Congressman John Lewis of Georgia appeared on a recent episode of The Late Show with Stephen Colbert, and described his goal throughout his lifetime of activism on behalf of civil rights this way: “Sometimes you have to find a way to get in the way. Get in trouble. Good trouble.” He said he learned this tactic of getting in the way from people like Rosa Parks and Martin Luther King Jr., who came to leadership in the civil rights movement of the Fifties and Sixties because of their willingness to get into good trouble.

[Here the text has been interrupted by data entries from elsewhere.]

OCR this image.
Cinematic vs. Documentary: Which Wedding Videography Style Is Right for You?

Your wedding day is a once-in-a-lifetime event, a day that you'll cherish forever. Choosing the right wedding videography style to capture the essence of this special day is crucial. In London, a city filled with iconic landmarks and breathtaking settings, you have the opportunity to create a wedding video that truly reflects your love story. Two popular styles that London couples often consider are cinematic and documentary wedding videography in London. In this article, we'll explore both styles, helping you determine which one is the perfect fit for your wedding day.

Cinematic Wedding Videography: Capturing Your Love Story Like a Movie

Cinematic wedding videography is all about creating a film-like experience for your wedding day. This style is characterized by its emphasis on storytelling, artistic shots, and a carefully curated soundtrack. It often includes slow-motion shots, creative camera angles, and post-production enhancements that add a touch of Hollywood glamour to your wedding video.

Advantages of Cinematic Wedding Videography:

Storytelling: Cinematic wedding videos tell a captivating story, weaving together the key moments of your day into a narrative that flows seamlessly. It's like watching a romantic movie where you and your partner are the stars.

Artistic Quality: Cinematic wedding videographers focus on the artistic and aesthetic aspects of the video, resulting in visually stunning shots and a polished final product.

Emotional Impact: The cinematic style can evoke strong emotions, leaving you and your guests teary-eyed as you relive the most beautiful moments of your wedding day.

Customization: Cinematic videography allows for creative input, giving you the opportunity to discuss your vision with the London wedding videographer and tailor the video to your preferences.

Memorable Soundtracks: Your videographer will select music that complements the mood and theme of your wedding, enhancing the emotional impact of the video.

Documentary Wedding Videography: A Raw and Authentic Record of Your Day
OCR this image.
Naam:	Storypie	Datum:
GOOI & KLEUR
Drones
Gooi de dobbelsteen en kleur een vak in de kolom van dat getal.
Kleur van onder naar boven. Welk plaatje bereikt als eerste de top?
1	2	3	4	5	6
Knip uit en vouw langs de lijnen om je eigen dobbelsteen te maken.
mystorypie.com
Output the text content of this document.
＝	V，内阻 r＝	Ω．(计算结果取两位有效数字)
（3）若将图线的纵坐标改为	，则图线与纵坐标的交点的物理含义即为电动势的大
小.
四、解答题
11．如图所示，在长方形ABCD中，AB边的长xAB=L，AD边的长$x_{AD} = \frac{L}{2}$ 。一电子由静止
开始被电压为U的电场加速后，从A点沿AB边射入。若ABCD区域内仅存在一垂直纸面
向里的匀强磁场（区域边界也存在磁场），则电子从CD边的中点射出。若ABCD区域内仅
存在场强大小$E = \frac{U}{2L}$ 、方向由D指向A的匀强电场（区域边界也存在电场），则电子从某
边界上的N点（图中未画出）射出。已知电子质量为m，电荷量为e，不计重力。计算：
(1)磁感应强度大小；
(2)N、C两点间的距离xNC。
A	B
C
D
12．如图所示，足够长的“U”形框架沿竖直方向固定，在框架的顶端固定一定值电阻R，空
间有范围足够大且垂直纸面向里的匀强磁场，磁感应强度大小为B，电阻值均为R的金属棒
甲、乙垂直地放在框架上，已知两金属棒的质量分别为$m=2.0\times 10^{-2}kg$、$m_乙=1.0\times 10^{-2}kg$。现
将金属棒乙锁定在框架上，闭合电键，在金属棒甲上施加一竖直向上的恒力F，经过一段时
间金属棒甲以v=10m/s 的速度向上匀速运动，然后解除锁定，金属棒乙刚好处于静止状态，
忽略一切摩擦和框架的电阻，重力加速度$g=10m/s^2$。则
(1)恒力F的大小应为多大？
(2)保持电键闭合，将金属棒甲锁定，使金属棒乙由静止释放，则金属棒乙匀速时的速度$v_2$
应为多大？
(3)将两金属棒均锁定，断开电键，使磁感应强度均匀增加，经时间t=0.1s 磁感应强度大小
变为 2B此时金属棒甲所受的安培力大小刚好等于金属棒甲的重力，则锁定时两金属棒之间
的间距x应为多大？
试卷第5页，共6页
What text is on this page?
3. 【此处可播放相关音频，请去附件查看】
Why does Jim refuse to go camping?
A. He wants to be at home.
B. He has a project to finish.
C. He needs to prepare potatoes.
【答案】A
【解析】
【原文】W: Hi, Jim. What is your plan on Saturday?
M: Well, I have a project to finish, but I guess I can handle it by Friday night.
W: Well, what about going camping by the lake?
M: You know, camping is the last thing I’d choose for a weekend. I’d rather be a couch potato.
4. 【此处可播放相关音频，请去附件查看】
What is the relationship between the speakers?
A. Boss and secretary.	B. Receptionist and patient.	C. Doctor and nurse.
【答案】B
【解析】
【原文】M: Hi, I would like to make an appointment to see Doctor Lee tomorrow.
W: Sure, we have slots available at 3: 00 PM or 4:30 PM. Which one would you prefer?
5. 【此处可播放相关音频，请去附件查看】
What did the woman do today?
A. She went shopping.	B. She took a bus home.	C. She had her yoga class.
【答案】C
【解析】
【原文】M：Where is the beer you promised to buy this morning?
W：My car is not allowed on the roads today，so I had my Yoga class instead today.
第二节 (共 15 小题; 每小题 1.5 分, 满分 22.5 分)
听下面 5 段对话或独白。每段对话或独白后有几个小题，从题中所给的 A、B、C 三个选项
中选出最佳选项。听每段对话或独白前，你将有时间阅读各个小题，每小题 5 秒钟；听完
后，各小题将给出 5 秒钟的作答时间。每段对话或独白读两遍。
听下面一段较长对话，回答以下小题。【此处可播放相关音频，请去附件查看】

In fact, the tactic goes back farther than King and Parks. In Richard Attenborough’s 1982 film Gandhi, the great Indian leader explains, “The function of a civil resistance is to provoke response and we will continue to provoke until they respond or change the law. They are not in control; we are.” I have not been able to determine if this is an actual quotation from Gandhi or merely a part of the movie script, but it certainly fits within the spirit of the real Gandhi’s work and philosophy.
But the tactic of getting in good trouble predates Gandhi as well. He was forthright about where he had developed his strategy of satyagraha, or “truth force”—he got it from Jesus. Theologian Walter Wink and others promoting Christian nonviolence have helped us to see that many of Jesus’s teachings, including that famous series in the Sermon on the Mount in which he counsels his disciples to turn the other cheek and so on, were actually brilliant strategies of active nonviolent resistance. They were the kind of tactics that people without physical power or clout could use to assert their humanity and oppose the indignities inflicted by those who by the world’s standards were more powerful. By refusing to respond in kind when given an insulting slap in the face, but rather to look the other person in the eye and offer the other cheek was a means of wresting control of the situation from the hands of the “powerful” party. It was a way of saying, “They are not in control; we are.”
Gandhi, and later King, Parks, and the SCLC adapted these methods to suit their own contexts, and John Lewis has done the same throughout his long career. He speaks with an unquestionable moral authority, as one who has paid a high price for his adherence to the principles of nonviolent resistance. When you nearly lose your life after having your skull cracked by police clubs on the Edmund Pettis Bridge in Selma, you have earned the right to speak and be heard on issues of race, economic inequality, and gun violence. Lewis served as one of the leaders of the congressional sit-in last June in which Democratic lawmakers occupied the House chamber and refused to move in an effort to force the Republican leadership to act on gun safety legislation. At age 76, Lewis’s pace has slowed a little, but that just makes it easier for him to get in the way.
Lewis’s talk of getting in good trouble reminds me of a prayer I started praying about twenty years ago. I noticed that I and others often asked God to keep someone safe—when traveling, or just going about one’s day-to-day business in an unpredictable world. It’s a legitimate prayer, and I still ask God to keep my daughters safe every morning. But being safe can also have the connotation of being non-threatening, and I would never pray for that outcome for myself or anyone else seeking to follow Jesus. The powers of the world certainly did not consider Jesus safe, and they should not consider us safe either. If those people trying to cross that bridge in Alabama in 1965 weren’t a threat to the powers, then why did that cop beat John Lewis almost to death?
So I have added an element to my prayers. I now say, “God, keep us safe … and keep us dangerous.” May God continue to lead us all to be dangerous in this best sense of the word. May we continue to get in the way. To get into trouble. Good trouble.